01. Too Strong for the Strongest Lord
02. This Great Summer
03. The Only Gods
04. The Inhuman Aberration
05. Open the Gate
06. Come No Tomorrow
07. Watch Your Own Eyes
08. Liberation
09. Forsaken
10. The Pressure of Our Jaws


Opening track "Too Strong for the Strongest Lord" is most representative of what one hears throughout URKRAFT's "The Inhuman Abberation": Up-tempo Swedish-style melodic death/thrash with light use of keys and burly, death-tinged vocals. Fans of the style will find nothing distasteful about any of it, and the band's delivery is tight and pummeling, if all too familiar.

The keys are a nice touch. Never overbearing and upping the level of compositional dynamics, if ever so slightly. The keyboard melody on "Watch Your Own Eyes" is most elegant and works well with the textured rhythm and choppy riffing. An epic sliver runs through a handful of songs as well, here again due mainly to the keys, as well as the decent, sometimes melodic, soloing. The combination is especially onvincing when juxtaposed against a very aggressive death thrasher, such as "The Pressure of our Jaws". The title track wins the catchy chorus award, making the song the most memorable of the bunch.
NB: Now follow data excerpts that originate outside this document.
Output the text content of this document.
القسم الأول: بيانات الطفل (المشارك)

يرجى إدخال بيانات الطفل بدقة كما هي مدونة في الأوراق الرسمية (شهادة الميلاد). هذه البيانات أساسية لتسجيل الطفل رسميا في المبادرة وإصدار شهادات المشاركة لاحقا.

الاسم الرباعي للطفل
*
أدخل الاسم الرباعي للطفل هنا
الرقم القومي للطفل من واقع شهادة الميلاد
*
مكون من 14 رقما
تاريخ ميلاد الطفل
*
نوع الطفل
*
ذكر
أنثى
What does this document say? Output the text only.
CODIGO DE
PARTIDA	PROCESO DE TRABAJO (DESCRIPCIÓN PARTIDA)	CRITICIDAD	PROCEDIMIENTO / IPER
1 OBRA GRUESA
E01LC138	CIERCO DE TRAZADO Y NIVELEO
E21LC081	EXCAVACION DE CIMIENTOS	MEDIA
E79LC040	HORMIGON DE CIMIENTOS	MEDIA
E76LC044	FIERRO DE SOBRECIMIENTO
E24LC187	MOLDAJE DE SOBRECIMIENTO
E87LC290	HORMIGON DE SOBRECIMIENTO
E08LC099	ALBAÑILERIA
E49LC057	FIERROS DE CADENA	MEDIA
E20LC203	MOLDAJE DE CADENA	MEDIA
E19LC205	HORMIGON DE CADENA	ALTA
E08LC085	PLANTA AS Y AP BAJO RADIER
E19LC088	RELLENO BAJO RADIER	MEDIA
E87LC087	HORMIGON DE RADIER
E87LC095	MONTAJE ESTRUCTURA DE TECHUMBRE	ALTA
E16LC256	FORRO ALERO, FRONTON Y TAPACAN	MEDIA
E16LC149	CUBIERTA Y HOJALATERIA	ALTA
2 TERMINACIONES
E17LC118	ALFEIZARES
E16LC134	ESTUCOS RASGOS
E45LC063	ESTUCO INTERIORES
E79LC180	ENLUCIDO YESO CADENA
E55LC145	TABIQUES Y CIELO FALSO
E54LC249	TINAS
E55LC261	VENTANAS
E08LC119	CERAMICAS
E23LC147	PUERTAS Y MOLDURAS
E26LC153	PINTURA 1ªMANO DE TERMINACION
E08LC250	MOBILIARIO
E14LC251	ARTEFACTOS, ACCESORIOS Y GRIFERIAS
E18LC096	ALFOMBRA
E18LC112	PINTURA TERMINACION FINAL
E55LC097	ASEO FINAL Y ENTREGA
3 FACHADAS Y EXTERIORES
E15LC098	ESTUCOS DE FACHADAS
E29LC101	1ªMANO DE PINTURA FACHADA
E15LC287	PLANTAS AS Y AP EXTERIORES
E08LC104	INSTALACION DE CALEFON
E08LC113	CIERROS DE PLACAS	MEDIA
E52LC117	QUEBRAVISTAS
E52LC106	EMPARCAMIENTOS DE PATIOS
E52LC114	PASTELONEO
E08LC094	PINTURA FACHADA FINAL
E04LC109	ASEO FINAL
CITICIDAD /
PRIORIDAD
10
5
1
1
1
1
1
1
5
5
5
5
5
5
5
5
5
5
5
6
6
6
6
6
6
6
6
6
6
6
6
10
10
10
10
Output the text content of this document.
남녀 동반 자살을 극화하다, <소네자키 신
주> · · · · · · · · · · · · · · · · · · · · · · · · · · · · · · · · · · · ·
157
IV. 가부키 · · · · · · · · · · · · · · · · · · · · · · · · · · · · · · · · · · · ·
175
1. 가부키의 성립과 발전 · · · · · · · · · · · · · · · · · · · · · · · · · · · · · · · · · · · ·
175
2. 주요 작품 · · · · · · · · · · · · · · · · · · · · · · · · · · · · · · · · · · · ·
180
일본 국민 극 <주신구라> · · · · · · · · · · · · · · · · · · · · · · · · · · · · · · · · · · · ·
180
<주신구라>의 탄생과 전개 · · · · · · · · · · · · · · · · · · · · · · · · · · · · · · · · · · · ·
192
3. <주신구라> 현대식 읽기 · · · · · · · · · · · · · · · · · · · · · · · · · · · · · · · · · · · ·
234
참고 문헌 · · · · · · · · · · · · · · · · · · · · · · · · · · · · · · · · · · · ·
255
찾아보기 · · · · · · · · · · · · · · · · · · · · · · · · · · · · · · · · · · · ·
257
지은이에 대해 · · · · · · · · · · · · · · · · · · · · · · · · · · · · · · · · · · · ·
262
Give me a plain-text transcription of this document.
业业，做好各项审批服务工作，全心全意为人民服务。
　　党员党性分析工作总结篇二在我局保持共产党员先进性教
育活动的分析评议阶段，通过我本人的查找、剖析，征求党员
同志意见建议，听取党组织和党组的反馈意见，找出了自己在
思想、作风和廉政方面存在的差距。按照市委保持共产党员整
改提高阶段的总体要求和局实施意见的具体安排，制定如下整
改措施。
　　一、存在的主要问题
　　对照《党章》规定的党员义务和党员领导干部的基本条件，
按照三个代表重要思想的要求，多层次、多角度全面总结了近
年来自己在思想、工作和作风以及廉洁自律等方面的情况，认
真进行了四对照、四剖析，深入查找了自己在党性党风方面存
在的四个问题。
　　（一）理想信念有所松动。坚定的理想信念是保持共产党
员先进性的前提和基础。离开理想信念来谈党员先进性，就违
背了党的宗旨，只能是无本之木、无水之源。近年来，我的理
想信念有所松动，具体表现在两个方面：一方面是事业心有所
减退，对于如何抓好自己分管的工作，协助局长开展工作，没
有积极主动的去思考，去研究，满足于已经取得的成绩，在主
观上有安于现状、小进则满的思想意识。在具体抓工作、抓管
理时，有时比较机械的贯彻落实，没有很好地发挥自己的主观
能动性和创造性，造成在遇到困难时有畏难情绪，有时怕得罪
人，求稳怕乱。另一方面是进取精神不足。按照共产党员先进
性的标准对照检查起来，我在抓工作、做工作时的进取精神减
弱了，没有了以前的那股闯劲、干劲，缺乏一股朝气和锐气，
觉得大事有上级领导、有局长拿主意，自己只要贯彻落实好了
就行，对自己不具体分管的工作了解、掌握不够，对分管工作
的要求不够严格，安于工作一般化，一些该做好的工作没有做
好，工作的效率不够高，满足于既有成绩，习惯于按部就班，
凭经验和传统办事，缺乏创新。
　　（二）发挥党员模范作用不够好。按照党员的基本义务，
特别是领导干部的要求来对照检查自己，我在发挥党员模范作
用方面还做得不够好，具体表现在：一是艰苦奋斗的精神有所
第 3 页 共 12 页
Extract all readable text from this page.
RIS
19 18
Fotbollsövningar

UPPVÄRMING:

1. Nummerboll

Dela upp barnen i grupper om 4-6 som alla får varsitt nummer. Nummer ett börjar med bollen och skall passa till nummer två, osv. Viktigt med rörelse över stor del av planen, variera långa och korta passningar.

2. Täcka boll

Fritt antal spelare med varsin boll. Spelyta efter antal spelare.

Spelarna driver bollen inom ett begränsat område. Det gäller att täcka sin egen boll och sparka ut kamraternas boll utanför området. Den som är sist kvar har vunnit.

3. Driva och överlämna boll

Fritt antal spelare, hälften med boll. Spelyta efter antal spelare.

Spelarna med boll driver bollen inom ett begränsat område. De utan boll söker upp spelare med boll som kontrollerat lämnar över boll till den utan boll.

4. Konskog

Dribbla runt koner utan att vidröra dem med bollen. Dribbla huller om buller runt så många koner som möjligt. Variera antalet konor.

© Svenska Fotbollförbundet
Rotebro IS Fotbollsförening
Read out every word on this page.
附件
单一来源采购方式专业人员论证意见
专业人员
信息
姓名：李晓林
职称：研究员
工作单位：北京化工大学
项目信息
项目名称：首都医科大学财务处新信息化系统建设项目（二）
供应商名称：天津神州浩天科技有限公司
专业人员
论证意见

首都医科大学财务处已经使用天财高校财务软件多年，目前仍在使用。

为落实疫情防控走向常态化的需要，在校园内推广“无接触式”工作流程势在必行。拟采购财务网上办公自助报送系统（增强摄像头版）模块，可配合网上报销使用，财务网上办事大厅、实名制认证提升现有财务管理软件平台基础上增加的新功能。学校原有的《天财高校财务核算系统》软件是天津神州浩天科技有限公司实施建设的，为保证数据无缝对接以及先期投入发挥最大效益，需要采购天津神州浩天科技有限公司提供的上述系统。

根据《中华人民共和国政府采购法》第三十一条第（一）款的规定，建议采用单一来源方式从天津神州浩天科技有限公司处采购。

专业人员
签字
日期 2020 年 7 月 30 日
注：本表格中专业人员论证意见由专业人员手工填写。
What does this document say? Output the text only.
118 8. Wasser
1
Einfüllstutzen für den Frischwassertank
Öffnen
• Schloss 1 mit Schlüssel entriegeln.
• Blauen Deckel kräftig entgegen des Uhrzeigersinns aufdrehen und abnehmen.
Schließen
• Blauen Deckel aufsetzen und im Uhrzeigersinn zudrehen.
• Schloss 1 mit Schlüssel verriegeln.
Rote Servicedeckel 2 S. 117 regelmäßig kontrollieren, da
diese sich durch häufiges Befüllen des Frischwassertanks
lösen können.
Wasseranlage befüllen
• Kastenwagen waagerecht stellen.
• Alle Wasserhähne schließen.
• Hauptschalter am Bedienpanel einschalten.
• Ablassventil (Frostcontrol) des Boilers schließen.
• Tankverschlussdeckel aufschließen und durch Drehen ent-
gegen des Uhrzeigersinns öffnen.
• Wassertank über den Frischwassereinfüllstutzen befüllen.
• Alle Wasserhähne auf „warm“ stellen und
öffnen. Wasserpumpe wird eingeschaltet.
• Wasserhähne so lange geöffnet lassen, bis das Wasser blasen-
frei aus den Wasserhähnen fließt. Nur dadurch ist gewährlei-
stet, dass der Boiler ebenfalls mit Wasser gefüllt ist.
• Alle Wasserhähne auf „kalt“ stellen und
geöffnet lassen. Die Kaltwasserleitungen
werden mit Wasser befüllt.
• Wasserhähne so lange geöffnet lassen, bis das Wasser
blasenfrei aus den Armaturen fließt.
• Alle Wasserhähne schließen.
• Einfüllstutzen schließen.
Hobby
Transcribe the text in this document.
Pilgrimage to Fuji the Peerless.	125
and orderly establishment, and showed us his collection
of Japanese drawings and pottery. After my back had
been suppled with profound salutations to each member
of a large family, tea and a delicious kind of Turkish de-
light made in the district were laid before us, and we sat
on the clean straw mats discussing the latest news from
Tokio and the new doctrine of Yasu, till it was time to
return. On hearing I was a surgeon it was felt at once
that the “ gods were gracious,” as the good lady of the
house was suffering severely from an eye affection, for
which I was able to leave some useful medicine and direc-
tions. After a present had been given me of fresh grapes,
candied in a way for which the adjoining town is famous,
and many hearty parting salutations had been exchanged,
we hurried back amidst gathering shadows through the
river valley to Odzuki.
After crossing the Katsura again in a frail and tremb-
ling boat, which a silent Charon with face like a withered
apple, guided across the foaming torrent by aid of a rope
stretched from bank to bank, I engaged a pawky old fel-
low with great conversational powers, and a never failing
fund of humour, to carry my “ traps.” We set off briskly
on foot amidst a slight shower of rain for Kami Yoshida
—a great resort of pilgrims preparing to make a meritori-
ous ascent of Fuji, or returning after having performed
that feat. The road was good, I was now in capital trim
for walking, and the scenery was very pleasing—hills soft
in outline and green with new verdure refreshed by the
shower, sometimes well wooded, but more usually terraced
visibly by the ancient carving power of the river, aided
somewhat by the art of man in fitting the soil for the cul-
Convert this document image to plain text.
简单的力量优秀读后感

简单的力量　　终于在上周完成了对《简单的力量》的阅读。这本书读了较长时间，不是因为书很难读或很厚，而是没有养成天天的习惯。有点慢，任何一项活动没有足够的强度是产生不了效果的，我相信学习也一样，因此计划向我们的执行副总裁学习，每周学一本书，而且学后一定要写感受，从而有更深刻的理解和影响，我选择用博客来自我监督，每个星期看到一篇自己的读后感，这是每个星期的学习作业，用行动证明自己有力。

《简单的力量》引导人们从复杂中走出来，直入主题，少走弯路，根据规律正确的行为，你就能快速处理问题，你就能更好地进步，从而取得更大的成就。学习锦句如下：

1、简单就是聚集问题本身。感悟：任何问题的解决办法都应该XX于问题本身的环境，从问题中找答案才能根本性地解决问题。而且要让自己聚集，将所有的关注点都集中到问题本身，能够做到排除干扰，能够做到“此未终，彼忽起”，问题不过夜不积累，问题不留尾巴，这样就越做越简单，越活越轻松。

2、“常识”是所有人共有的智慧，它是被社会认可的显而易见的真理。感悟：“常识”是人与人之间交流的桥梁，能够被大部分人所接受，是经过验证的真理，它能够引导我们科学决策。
Tue Madsen's thick and rubbery production, a much sought-after commodity and unlike very few of his peers, is a double-edged sword on "The Inhuman Aberration". On the one hand, his treatment gives the album a massive sound, but clarity suffers somewhat, resulting in the album beginning to drag a bit at the mid-way point. Of course, the arrangements contribute to that as well. Comparatively speaking, most bands would still kill for a Tue Madsen mix.

"The Inhuman Aberration" is a decent album. It is also one that is easy to forget after exposure to more than a handful of bands playing this style. There is little to set the disc apart from a slew of similar albums, a characteristic that plops URKRAFT smack dab in the middle of the pack. However, a stronger identity and a little refinement could land the band in the upper quartile.